The land was previously used as an informal play area that was poorly drained and became muddy and unusable during wet periods. To rectify this, the Parent School Association raised c.£36,000 to construct an all-weather play area, for which planning permission was granted.
The all-weather play area was used for formal and informal play throughout the day and after school. It was also rented out on weekends, generating income in the region of £6,000 to £8,000 per annum.
Distressed by the noise and the 170 footballs entering their garden from the all-weather play area (which the Claimants alleged was deliberately installed to upset them and prevented them from hosting their annual garden party and using their pool), the Claimants complained, and the parties entered into negotiations. Although the negotiations were not successful, the school nevertheless implemented various mitigation measures, including installing a net over the top of the play area and restricting use to school hours only.
Still dissatisfied, the Claimants brought a claim in the High Court for common law nuisance, seeking an injunction prohibiting any use of the all-weather play area.
The law
The judge considered the relevant principles for private nuisance (recently restated in Fearn & ors v Board of Trustees of the Tate Gallery [2023] UKSC 4), applying the following three limb test:
- Whether the activities amount to a substantial interference with the ordinary use of the claimant's land.
- If so, whether the use complained of is part of the normal use of the defendant’s neighbourhood or locality.
- Even if the defendant's use is ordinary or normal, it must still be “conveniently done”, taking into consideration the nature, effect, duration and frequency of the activity.
The decision
Applying these principles, the judge found on limb (1) that the level of noise and the number of balls going over the fence (before the school's mitigation efforts) amounted to a substantial interference with the ordinary use of the Claimants' land.
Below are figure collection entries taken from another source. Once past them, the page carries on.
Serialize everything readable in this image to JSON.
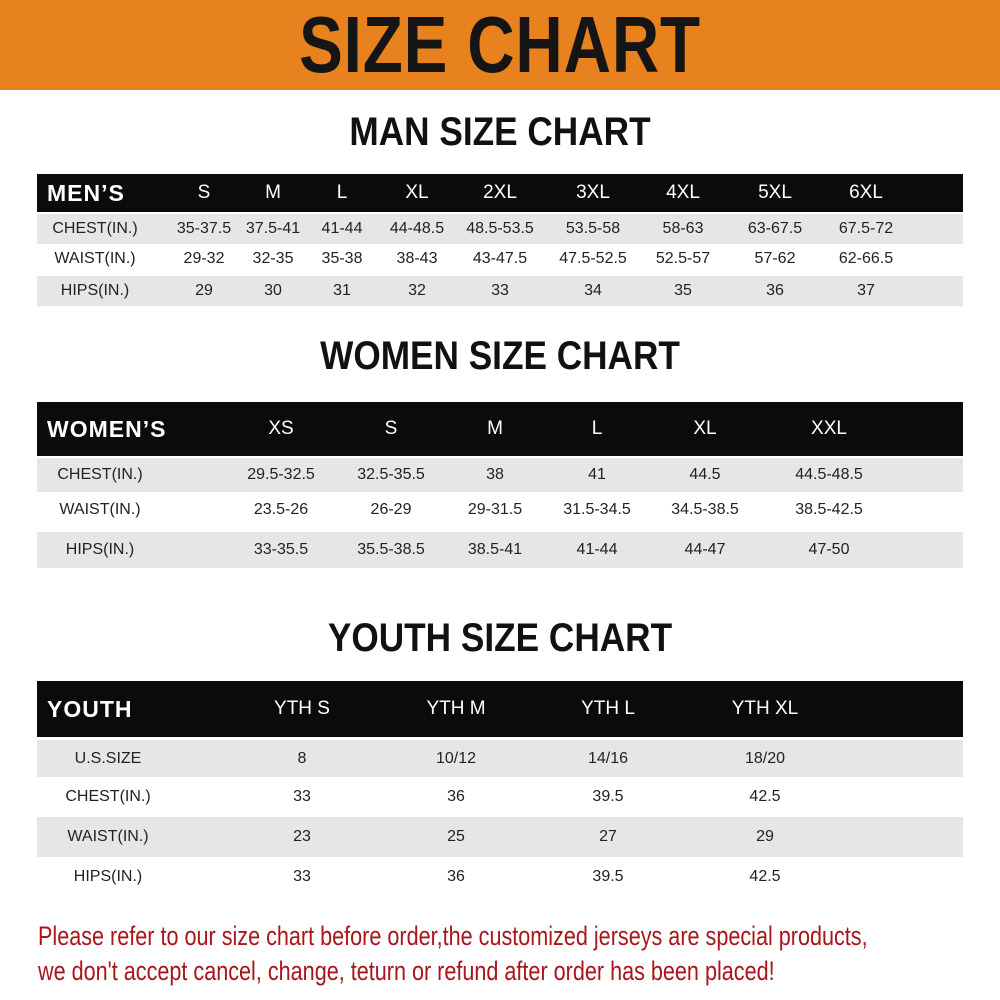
{
  "banner_title": "SIZE CHART",
  "men": {
    "title": "MAN SIZE CHART",
    "header": [
      "MEN’S",
      "S",
      "M",
      "L",
      "XL",
      "2XL",
      "3XL",
      "4XL",
      "5XL",
      "6XL"
    ],
    "rows": [
      [
        "CHEST(IN.)",
        "35-37.5",
        "37.5-41",
        "41-44",
        "44-48.5",
        "48.5-53.5",
        "53.5-58",
        "58-63",
        "63-67.5",
        "67.5-72"
      ],
      [
        "WAIST(IN.)",
        "29-32",
        "32-35",
        "35-38",
        "38-43",
        "43-47.5",
        "47.5-52.5",
        "52.5-57",
        "57-62",
        "62-66.5"
      ],
      [
        "HIPS(IN.)",
        "29",
        "30",
        "31",
        "32",
        "33",
        "34",
        "35",
        "36",
        "37"
      ]
    ]
  },
  "women": {
    "title": "WOMEN SIZE CHART",
    "header": [
      "WOMEN’S",
      "XS",
      "S",
      "M",
      "L",
      "XL",
      "XXL"
    ],
    "rows": [
      [
        "CHEST(IN.)",
        "29.5-32.5",
        "32.5-35.5",
        "38",
        "41",
        "44.5",
        "44.5-48.5"
      ],
      [
        "WAIST(IN.)",
        "23.5-26",
        "26-29",
        "29-31.5",
        "31.5-34.5",
        "34.5-38.5",
        "38.5-42.5"
      ],
      [
        "HIPS(IN.)",
        "33-35.5",
        "35.5-38.5",
        "38.5-41",
        "41-44",
        "44-47",
        "47-50"
      ]
    ]
  },
  "youth": {
    "title": "YOUTH SIZE CHART",
    "header": [
      "YOUTH",
      "YTH S",
      "YTH M",
      "YTH L",
      "YTH XL"
    ],
    "rows": [
      [
        "U.S.SIZE",
        "8",
        "10/12",
        "14/16",
        "18/20"
      ],
      [
        "CHEST(IN.)",
        "33",
        "36",
        "39.5",
        "42.5"
      ],
      [
        "WAIST(IN.)",
        "23",
        "25",
        "27",
        "29"
      ],
      [
        "HIPS(IN.)",
        "33",
        "36",
        "39.5",
        "42.5"
      ]
    ]
  },
  "notice": {
    "line1": "Please refer to our size chart before order,the customized jerseys are special products,",
    "line2": "we don't accept cancel, change, teturn or refund after order has been placed!"
  },
  "colors": {
    "banner": "#e8821e",
    "header_row": "#0d0a0a",
    "stripe": "#e6e6e6",
    "notice": "#a8161b"
  }
}
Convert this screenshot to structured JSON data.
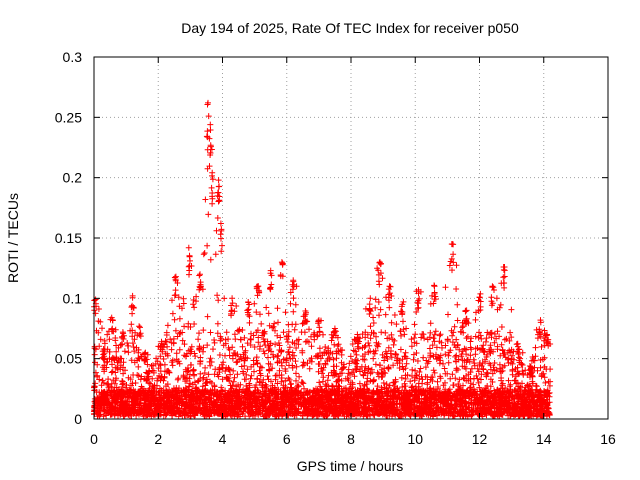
{
  "chart_data": {
    "type": "scatter",
    "title": "Day 194 of 2025, Rate Of TEC Index for receiver p050",
    "xlabel": "GPS time / hours",
    "ylabel": "ROTI / TECUs",
    "xlim": [
      0,
      16
    ],
    "ylim": [
      0,
      0.3
    ],
    "x_ticks": [
      "0",
      "2",
      "4",
      "6",
      "8",
      "10",
      "12",
      "14",
      "16"
    ],
    "y_ticks": [
      "0",
      "0.05",
      "0.1",
      "0.15",
      "0.2",
      "0.25",
      "0.3"
    ],
    "grid": true,
    "marker": "+",
    "color": "#ff0000",
    "data_extent_hours": [
      0,
      14.2
    ],
    "peaks": [
      {
        "x": 0.05,
        "y": 0.099
      },
      {
        "x": 0.3,
        "y": 0.058
      },
      {
        "x": 0.55,
        "y": 0.084
      },
      {
        "x": 0.9,
        "y": 0.072
      },
      {
        "x": 1.2,
        "y": 0.102
      },
      {
        "x": 1.6,
        "y": 0.055
      },
      {
        "x": 2.1,
        "y": 0.064
      },
      {
        "x": 2.55,
        "y": 0.118
      },
      {
        "x": 2.95,
        "y": 0.142
      },
      {
        "x": 3.3,
        "y": 0.12
      },
      {
        "x": 3.55,
        "y": 0.262
      },
      {
        "x": 3.62,
        "y": 0.244
      },
      {
        "x": 3.68,
        "y": 0.204
      },
      {
        "x": 3.88,
        "y": 0.198
      },
      {
        "x": 3.95,
        "y": 0.162
      },
      {
        "x": 4.3,
        "y": 0.1
      },
      {
        "x": 4.8,
        "y": 0.097
      },
      {
        "x": 5.1,
        "y": 0.11
      },
      {
        "x": 5.5,
        "y": 0.123
      },
      {
        "x": 5.85,
        "y": 0.13
      },
      {
        "x": 6.2,
        "y": 0.115
      },
      {
        "x": 6.6,
        "y": 0.088
      },
      {
        "x": 7.0,
        "y": 0.082
      },
      {
        "x": 7.5,
        "y": 0.075
      },
      {
        "x": 8.2,
        "y": 0.07
      },
      {
        "x": 8.6,
        "y": 0.1
      },
      {
        "x": 8.9,
        "y": 0.13
      },
      {
        "x": 9.2,
        "y": 0.11
      },
      {
        "x": 9.6,
        "y": 0.095
      },
      {
        "x": 10.1,
        "y": 0.107
      },
      {
        "x": 10.6,
        "y": 0.11
      },
      {
        "x": 11.15,
        "y": 0.145
      },
      {
        "x": 11.6,
        "y": 0.09
      },
      {
        "x": 12.0,
        "y": 0.101
      },
      {
        "x": 12.4,
        "y": 0.11
      },
      {
        "x": 12.75,
        "y": 0.126
      },
      {
        "x": 13.2,
        "y": 0.06
      },
      {
        "x": 13.6,
        "y": 0.042
      },
      {
        "x": 13.9,
        "y": 0.082
      },
      {
        "x": 14.1,
        "y": 0.07
      }
    ]
  }
}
The judge noted that the Claimants' evidence was not a reliable guide for an objective assessment of the impact of the nuisance.
On limb (2), the judge considered that the all-weather play area was a reasonable and expected use of the land in the context of a suburban residential area featuring a number of educational establishments.
On limb (3), regarding the convenience of the all-weather play area with both parties' interests in mind, the judge held that the installation and operation of the play area was "conveniently done". The judge considered that it was not unreasonable for it to be used by the primary school children during school hours. However, the judge held that use at other times, and for the benefit of others, was only in the interests of the school and did not give proper consideration to the interests of the Claimants, who would be significantly impacted by weekend use of the play area. In the circumstances, the use of the play area by third parties outside of school hours was not done "conveniently" and constituted a nuisance to that extent. The judge also found that the frequent projection of balls over the boundary line from the play area amounted to a nuisance. However, there was no actionable nuisance because of the mitigations implemented from July 2022.
The judge concluded that an injunction was not appropriate; however, the Claimants were awarded damages of £1,000 to compensate for the nuisance suffered during the 10 month period in which the all-weather play area had been used at the weekends. The Defendant also gave a general undertaking to use the play area during school hours only.
Wider considerations
The judgment serves as a useful reminder of the importance of mitigation when faced with a potential nuisance claim. While the Claimants were technically successful in establishing nuisance, the injunction the couple sought was not granted as the mitigations had largely remedied the nuisance.
The case balances private property rights with community benefit, and reinforces that nuisance is a fact sensitive, context-driven inquiry.